Still, here I am, almost 40 years on and still hoping to get as far beneath 3.15 as I can at the VLM!
Oh dear - I think a lot of us have issues with hedge-bottom (or in my case dyke-bottom) stops on our long runs; I'm ok until I couple distance with speed! I would like some advice on fuelling without causing these problems. Again, like so many others, I fade during the last 10k of the marathon and I'd love some help with that; my training has been going so well this year.

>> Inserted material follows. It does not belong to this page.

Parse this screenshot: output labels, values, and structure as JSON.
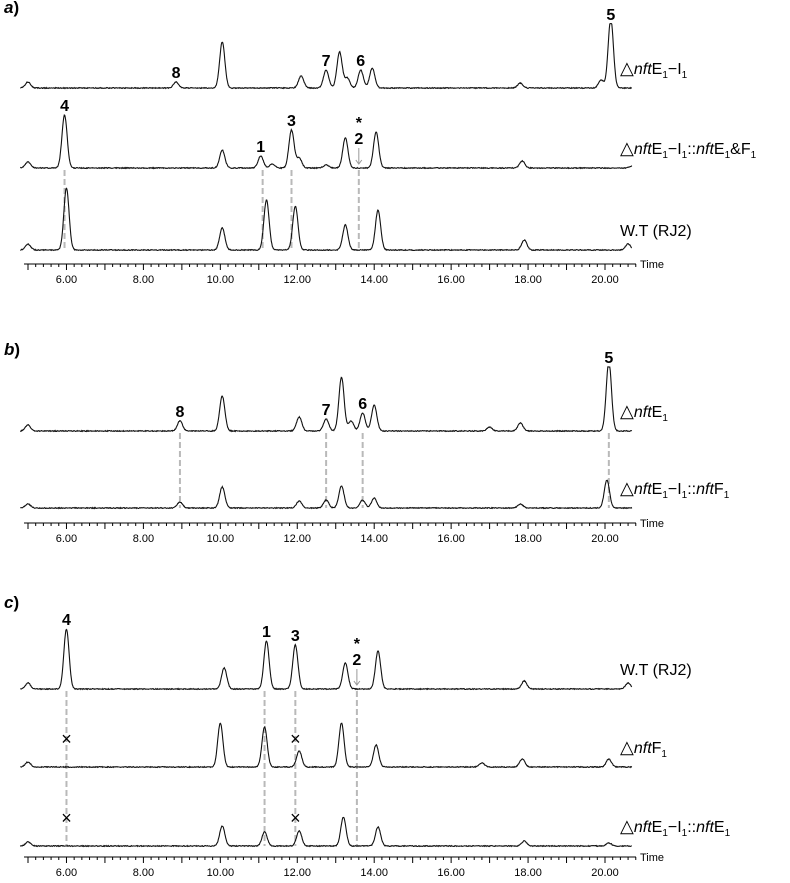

Hello everybody - you're using a different energy system for a 20 miler; 6k pace will be so much quicker so perhaps you could look at more - and shorter - intervals done at a higher work rate and also include more strides to help with faster leg turnover.
I think Run Wales has summed it up in a nutshell - wait until those niggles have gone completely, maybe do whatever cross-training suits you best and then begin to pick up your running gradually. You need to be flexible in your approach to your mileage, so if you can't do 25 miles in your first weeks then less will do until you feel you can handle more. Then increase your mileage slowly until you can fit in one or two faster sessions, but don't try doing both at once or you'll be back to square one. Remember, running is a lifestyle, eating, resting, stretching and training all go together and help each other along.